W okresie dojrzewania i stabilizacji biologicznej kiedy zraszanie było częste i intensywne terrarium emitowało zapach przypominający mokrą ziemię, błoto, butwiejące drewno. O ile mnie ten zapach nie przeszkadzał, to Inwestorom już tak, i szukając przeciwdziałania wpadłem na tymczasowe odwrócenie kierunku przepływu powietrza i skierowanie wylotu na filtrację węglową. W ten sposób wszelkie zapachy z wiwarium były absorbowane w filtrze. Jednak taka konfiguracja miała jeden feler – zasysanie powietrza z terrarium w chwili zraszania powodowało porywanie cząstek aerozolu i jej zbieranie się w kanale wentylacyjnym. Nie były to duże ilości i w żaden sposób nie zagrażały elektronice czy dolnej zabudowie meblowej, jednak nie było to fartowne rozwiązanie. W tym czasie musiałem regularnie odprowadzać kondensat wody z układu wentylacji. Czy można zaprogramować wyłączenie wentylatora na czas zraszania ? Tak, na pewno można, tylko w tamtym czasie zraszanie było ustawione na interwały czasowe, a nie konkretne godziny. Kiedy rośliny wiwarium oplotły aranżację systemem korzeni i mogłem stopniowo zmniejszać intensywność nawadniania wiwarium przestało wydzielać niepożądany zapach i przywróciłem tryb wentylacji na tłoczenie świeżego powietrza do gabloty. Chociaż podkreślę, że w mojej ocenie zapach nie był niepokojący.

Serwis i obsługa terrarium roślinnego, czyli przyjemne z pożyteczny.
Czy konieczne jest serwisowanie terrarium roślinne i jak często ? Na to pytanie nie można sformułować jednoznacznej odpowiedzi. Każdy habitat roślinny rządzi się swoimi indywidualnymi prawami, a i rodzaj biotopu, zastosowanych roślin, czy ustawionych parametrów warunków atmosferycznych – wydłuża bądź skraca odstępy czasowe pomiędzy konieczną ingerencją. Natomiast serwis terrarium roślinnego jest niewątpliwą przyjemnością. W końcu wielu fanów roślin doniczkowych czy ogrodowych decyduje się na kwietniki czy kolekcję okazów nie tylko z chęci ich posiadania, ale głównie emocjonowania się ich kondycją, rozwojem, kwitnieniem i rozmnażaniem. A najwięcej zmian (owszem obukierunkowych) zauważamy podczas bezpośredniej pracy z roślinami.
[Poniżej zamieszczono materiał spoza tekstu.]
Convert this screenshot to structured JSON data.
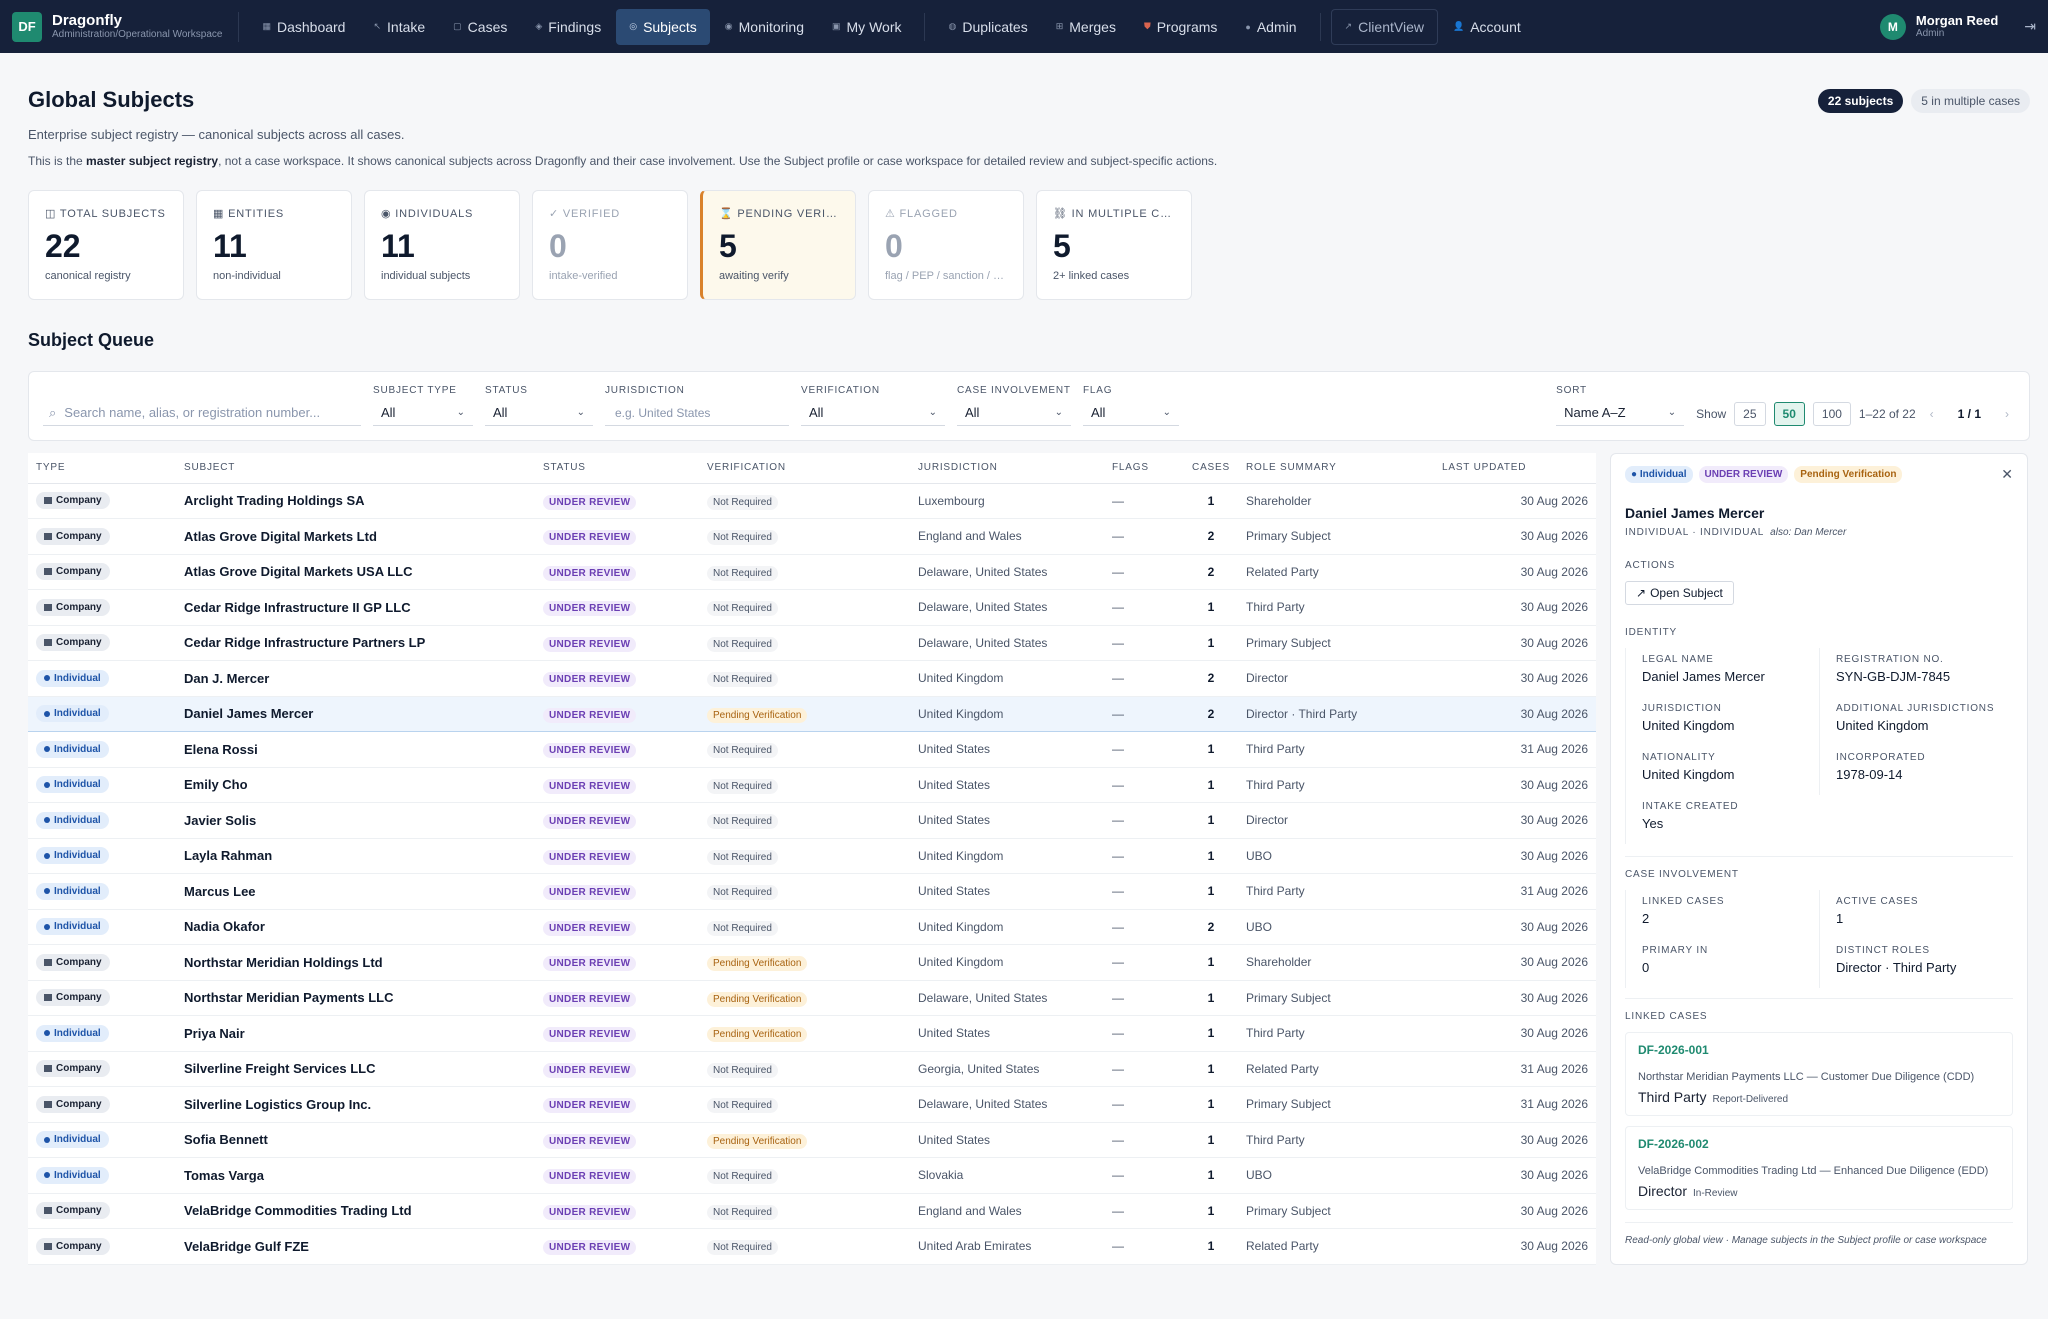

W ramach obsługi terrarium roślinnego należy przewidzieć czynności związane z higienizacją habitatu – usuwanie martwej materii, usuwanie glonów i niepożądanych grzybów i porostów (nie wszystkie są nieproszone). Ponadto wspomniana wcześniej redukcja nadmiaru roślin przesłaniających światło strefom dolnym również należy do obowiązku. Kontrola szczelności gabloty oraz układu hydraulicznego a także sprawdzanie wydajności wentylacji również powinny być kontrolowane regularnie. Pozostaje mycie szyb terrarium dla zapewnienia estetyki całego projektu. Jest jeszcze jeden element serwisowy, a mianowicie okresowa regeneracja dysz zraszaczy. Mimo zasilania terrarium wodą osmotyczną, to okresowe podawania minerałów i nawozów, oraz fakt, że dysza pozostaje wilgotna długo po zakończeniu nawadniania – powodują, że dysze obrastają osadami. Osady z kolei zmniejszają wydajność zraszania, a ostatecznie nawet i całkowicie blokują przepływ.
Podsumowując terrarium roślinnego typu wiwarium Łucka jest obecnie najbardziej spektakularnym projektem habitatu roślinnego przy którym pracowałem. Duża gablota, ekspozycja słoneczna, osiowa lokalizacja, pełna automatyzacja procesów, współpracujący i elastyczni Inwestorzy oraz bieżąca obsługa i serwis terrarium – wszystko to zapewnia satysfakcję i przyjemność pracy przy prezentowanym zadaniu.